Seven years into his venture of the Indianapolis Motor Speedway Carl fisher and the other founders were still searching for their footing. It had not been the success they had hoped. The 500 mile races were a hit with fans, but in 1916 the race was shortened to a 300 mile contest because Fisher thought 500 miles was too long. The fans were not happy about the decision. Dario Resta, who narrowly lost the 1915 500 to Ralph DePalma, won the 1916 event.

With war on the horizon, Fisher decided to add a September race meeting to the Speedway calendar. He was looking for extra income in case the 1917 race couldn’t run because of United States involvement in the European conflict. The Harvest Classic on September 9 featured three separate races of 20 miles, 50 miles, and 100 miles. There were separate purses of $1,000, $2,000, and $3,000. The first two races were not heat races for the 100 miler.
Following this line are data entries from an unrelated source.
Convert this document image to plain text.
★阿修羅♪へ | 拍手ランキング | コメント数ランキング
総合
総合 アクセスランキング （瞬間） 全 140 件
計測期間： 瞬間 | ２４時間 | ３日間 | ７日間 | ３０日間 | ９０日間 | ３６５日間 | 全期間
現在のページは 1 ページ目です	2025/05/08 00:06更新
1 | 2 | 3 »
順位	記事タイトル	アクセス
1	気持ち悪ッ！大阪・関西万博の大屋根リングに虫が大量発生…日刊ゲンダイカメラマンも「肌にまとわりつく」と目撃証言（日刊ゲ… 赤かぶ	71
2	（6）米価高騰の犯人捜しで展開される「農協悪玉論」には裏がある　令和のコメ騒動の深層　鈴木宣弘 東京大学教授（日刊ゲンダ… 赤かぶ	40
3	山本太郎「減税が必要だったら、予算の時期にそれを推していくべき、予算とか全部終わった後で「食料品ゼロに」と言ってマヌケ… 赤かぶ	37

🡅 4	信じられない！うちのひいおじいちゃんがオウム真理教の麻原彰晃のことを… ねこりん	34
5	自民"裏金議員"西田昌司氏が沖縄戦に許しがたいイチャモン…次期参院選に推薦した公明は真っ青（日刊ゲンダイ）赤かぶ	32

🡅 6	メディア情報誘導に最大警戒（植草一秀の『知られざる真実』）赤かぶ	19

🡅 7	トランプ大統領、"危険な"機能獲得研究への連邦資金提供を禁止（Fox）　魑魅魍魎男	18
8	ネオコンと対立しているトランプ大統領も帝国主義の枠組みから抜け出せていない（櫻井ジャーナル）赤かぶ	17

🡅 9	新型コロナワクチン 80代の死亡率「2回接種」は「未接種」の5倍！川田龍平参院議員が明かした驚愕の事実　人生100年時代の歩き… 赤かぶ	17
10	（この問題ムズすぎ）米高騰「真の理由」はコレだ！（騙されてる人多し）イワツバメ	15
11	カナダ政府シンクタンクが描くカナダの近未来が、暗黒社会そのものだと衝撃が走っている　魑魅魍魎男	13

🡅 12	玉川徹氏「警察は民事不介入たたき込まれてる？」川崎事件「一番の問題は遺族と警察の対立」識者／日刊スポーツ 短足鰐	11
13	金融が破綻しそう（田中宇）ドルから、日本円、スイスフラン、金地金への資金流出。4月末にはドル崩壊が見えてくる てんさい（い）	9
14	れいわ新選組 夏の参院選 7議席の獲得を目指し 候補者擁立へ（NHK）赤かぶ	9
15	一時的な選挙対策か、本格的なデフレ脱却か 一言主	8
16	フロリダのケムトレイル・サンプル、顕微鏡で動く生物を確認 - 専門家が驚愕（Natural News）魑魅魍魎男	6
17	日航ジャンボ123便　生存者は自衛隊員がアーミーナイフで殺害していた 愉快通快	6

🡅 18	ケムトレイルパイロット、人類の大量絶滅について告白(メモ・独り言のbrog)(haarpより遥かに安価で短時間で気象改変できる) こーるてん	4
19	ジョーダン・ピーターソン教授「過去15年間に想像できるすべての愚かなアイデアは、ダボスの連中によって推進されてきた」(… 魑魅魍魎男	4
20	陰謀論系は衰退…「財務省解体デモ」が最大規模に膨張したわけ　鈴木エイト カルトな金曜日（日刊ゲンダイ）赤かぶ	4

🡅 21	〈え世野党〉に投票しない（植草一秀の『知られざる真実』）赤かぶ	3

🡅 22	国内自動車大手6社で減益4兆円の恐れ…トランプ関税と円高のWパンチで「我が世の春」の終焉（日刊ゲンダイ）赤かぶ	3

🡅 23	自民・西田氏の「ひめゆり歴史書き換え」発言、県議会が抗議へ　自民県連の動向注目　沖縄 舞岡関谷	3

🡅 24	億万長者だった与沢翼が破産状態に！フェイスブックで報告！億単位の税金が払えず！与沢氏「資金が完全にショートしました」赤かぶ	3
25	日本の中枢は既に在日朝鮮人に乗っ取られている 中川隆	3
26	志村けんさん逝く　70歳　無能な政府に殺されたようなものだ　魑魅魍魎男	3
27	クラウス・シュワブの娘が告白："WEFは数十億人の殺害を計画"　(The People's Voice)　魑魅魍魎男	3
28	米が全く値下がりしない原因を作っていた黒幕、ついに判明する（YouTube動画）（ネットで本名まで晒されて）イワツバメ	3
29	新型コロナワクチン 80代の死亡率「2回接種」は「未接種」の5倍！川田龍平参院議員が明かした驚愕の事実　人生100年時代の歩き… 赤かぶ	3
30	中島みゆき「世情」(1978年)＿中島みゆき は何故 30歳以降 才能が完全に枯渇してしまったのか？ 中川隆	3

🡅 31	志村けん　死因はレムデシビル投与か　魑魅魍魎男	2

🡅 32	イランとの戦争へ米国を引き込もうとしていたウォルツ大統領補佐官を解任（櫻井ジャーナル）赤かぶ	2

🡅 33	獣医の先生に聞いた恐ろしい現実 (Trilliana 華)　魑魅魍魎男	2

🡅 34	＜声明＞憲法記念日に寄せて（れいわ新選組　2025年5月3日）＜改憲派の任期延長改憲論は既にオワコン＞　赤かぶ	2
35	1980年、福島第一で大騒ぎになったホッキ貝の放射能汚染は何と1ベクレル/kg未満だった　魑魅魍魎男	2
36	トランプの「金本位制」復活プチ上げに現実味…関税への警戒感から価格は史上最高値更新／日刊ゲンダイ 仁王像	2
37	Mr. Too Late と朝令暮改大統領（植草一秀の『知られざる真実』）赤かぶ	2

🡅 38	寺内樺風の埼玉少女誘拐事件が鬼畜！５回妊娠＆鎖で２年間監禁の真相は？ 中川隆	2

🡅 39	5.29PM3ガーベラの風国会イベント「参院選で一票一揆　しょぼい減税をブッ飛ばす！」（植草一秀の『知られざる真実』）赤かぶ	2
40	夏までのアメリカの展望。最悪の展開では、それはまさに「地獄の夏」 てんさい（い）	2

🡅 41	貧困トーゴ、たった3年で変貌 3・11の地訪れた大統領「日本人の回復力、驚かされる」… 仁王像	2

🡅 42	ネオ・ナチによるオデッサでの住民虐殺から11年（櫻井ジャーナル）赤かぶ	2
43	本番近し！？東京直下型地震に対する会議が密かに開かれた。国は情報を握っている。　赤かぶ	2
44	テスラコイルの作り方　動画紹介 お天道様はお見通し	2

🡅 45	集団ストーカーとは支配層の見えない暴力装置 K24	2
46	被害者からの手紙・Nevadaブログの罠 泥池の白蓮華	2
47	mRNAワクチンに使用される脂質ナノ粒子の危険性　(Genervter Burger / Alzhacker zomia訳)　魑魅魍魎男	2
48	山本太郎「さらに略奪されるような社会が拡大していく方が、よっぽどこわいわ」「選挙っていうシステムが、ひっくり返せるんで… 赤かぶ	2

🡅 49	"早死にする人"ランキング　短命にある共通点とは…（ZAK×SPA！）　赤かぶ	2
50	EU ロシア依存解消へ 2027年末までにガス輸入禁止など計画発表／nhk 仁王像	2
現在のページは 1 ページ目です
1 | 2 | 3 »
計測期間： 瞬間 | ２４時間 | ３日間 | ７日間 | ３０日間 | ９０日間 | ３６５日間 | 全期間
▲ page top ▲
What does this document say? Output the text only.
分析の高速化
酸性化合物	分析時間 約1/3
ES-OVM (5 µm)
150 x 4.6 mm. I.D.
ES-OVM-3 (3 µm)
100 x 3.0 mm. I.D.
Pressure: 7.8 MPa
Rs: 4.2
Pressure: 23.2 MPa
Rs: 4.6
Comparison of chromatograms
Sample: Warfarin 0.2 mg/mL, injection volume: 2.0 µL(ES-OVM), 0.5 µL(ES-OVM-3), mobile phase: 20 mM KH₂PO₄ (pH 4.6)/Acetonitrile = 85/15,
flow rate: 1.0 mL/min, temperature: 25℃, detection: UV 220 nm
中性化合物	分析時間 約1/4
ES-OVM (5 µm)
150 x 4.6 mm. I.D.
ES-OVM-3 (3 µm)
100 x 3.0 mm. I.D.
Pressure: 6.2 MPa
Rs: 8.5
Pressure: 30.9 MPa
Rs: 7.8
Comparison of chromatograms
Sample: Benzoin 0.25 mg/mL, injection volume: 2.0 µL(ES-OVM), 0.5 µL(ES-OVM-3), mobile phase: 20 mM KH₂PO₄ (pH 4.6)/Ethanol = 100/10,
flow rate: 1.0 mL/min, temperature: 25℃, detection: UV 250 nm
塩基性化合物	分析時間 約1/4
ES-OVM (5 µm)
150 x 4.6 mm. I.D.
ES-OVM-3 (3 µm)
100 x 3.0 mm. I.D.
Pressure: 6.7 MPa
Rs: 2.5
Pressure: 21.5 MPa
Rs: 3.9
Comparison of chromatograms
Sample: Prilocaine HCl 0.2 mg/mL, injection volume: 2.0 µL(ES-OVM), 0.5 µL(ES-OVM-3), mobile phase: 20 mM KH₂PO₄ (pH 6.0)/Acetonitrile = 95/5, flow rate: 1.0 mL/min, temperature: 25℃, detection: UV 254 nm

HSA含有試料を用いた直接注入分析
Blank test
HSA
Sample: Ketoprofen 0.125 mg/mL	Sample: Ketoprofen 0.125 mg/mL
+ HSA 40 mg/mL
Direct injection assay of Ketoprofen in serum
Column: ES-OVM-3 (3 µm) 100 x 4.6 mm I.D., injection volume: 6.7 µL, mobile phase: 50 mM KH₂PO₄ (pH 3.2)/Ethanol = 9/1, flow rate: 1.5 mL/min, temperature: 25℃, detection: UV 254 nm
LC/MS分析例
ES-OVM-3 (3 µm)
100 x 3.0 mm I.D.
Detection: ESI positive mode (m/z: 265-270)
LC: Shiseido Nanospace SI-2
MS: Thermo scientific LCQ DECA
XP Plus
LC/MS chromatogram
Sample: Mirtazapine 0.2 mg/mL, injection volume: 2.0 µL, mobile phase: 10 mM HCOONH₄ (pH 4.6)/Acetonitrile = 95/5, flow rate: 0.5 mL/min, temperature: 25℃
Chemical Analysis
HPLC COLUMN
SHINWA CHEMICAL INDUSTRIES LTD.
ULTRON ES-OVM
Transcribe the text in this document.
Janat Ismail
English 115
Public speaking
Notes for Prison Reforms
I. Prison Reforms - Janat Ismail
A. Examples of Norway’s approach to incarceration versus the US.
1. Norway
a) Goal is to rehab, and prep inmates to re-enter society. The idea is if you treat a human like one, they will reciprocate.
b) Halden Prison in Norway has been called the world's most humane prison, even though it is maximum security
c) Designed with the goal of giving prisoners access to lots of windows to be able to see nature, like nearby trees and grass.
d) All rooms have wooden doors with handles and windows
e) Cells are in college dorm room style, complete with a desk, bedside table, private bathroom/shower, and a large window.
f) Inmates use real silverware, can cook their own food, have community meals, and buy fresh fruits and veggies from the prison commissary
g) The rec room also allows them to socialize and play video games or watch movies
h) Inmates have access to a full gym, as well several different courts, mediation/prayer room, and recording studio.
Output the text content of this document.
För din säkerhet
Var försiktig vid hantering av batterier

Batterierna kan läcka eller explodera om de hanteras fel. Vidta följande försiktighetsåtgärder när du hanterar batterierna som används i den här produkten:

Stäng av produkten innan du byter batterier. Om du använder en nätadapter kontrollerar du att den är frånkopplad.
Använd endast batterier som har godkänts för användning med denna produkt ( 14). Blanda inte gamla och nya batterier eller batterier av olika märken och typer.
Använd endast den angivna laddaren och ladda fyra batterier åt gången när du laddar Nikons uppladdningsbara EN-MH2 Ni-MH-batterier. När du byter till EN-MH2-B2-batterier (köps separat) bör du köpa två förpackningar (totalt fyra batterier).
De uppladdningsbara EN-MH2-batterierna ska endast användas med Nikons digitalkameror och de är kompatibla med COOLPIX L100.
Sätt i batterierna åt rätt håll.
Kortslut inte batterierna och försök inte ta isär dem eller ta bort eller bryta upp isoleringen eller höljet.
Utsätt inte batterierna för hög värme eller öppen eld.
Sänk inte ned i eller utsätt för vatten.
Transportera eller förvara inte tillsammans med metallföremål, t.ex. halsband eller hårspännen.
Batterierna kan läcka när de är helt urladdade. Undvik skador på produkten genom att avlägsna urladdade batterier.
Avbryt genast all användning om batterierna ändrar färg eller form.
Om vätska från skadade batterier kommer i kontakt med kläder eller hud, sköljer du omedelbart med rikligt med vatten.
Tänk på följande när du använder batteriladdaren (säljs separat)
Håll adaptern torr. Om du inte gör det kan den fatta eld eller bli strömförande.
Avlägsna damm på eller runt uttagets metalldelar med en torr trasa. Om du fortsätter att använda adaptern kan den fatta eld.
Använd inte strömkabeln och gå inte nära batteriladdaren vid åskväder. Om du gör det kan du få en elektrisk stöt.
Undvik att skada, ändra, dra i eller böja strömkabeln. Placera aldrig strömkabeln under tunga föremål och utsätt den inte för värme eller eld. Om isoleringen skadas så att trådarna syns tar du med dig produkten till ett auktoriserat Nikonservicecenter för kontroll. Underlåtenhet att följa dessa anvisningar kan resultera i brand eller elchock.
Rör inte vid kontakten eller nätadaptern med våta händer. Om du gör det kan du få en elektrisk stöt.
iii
Attendance was disappointing. The event was a week after the Indian State Fair. People had spent their money going to the fair. Also, as the name of the evnt implies, the farmers were beginning preparations for harvest. Some estimates out the crowd at less than 10,000.

The event itself featured several current and future stars. 1915 500 winner Ralph DePalma entered in a Duesenberg. Eddie Rickenbacker drove a Maxwell. Tommy Milton, a future 500 mile race winner, made his first appearance at the speedway. Speedway star Johnny Aitken entered the event in a Peugeot.

Aitken won all three races. The 20 mile race was the easiest victory. In the fifty mile race, Aitken and Hughie Hughes had a wheel to wheel battle with Aitken winning by 0.28 seconds. There was more drama to come in the final race of the day.

In the 100 mile race, Aitken led most of the way, but battled with Rickenbacker during the last 50 miles. With four laps to go, Aitken’s steering broke, and Rickenbacker took the lead. He had his own issue, however. A loose right rear wheel buckled with two laps to go giving the lead back to Aitken.

This would be the final race at the Indianapolis Motor Speedway until 1919. After the 1916 event the speedway announced that the May race would again be 500 miles. When the United States entered World War I in 1917, racing halted until the war ended. Johnny Aitken never got a chance to race at Indianapolis again. He died in 1918 of pneumonia during the flu pandemic.

The Indianapolis 500 was the only race at the Speedway from 1919 until 1994, when the Brickyard 400 NASCAR event debuted. The stock car race was the first race outside of May since September 1916. Will this year’s Harvest Classic also be a one time event? I’m not so sure.